I'm running MT90 in the transmission and transfercase, and Redline 75W90 in the diffs. I bought everything in 5 gallon buckets so I saved a lot. Usually if you reach out to an autoparts distributor and buy all your parts at once, they give you a fair discount since the sales guys have some leeway in terms of cost, which is what I did when I bought my upgraded bits for the Tacoma. Motor Oil is still PP like you, or whatever's cheap like Castrol in the 5 gallon bottle at Walmart. Toyota filters are cheap enough when I buy them by the case. They work in both the Tacoma and my 98 4runner so no sweat there.

--

Regarding your following post regarding balljoints, yeah that's kind of annoying, but honestly I would replace the whole lower control arm w/ something beefier like a Total Chaos option if my BJs :ROFLMAO: were bad.

1569364484413.png

Other than the Land Cruiser, does Toyota have any light vehicles that tend to the old philosophy?

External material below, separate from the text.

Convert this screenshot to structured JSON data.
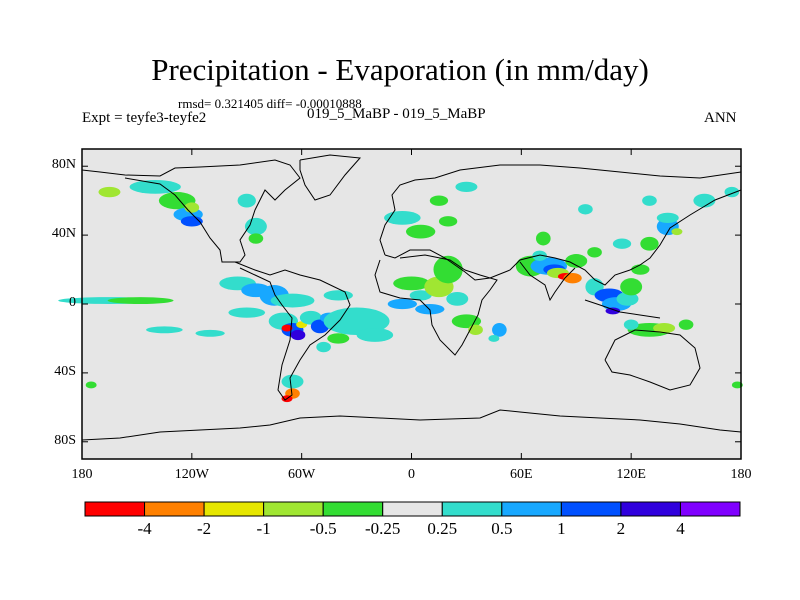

My Scion xB from 2004 (sold through 2007) and the following model sold until 2014 are relatively easy to maintain. Yes, the Lower Control Arm and Balljoint is sold as a single unit, but I can get a replacement for $30-35 bucks and it's the same lower control arm for the xa, xb, yaris, and echo. Similar for the newer models. There are certain wear items, like suspension, that are easy to repair. But other stuff that's build with the vehicle to cut down on costs are easy to replace with non-oem repairs. Like if there's a problem w/ your fuel hardline, you can still replace it with flexible line and bypass the original and everything will be fine.

Despite the seemingly lack of "repairability", it's still doable. ?‍♂️
 

kalieaire

Observer
my xB has 195,000 miles. I've replaced the transmission and clutch, I've replaced the wheel bearings on all 4 corners. I'm replacing the lower control arms (for the balljoints) and engine mounts soon. I've replaced the door lock solenoids too.

Beside changing motor oil, filters, and periodically the transmission fluid, it's been g2g.
 

dstefan

Well-known member
Other than the Land Cruiser, does Toyota have any light vehicles that tend to the old philosophy?
Well, IDK about light, but I’d say the 4Runner is closer, at least in build quality. Way more payload than the Tacoma, and just clearly more substantial than my 2nd gen Tacoma. Just learning my wife’s 2018, but real impressed. Made in Japan still. Based apparently on the Prado chassis. 'Course still not as maintainable as the earlier philosophy vehicles.
 

shade

Well-known member
Well, IDK about light, but I’d say the 4Runner is closer, at least in build quality. Way more payload than the Tacoma, and just clearly more substantial than my 2nd gen Tacoma. Just learning my wife’s 2018, but real impressed. Made in Japan still. Based apparently on the Prado chassis. 'Course still not as maintainable as the earlier philosophy vehicles.
By "light", I meant light trucks & cars, not commercial vehicles, like a Hino.

If I hadn't needed the bed, I would've gotten a 4Runner. The Tacoma has always been half a step down from the 4R on features, and I think they may benefit from a combination of body-on-frame & unibody construction. I'd much rather a 4R than an FJ Cruiser.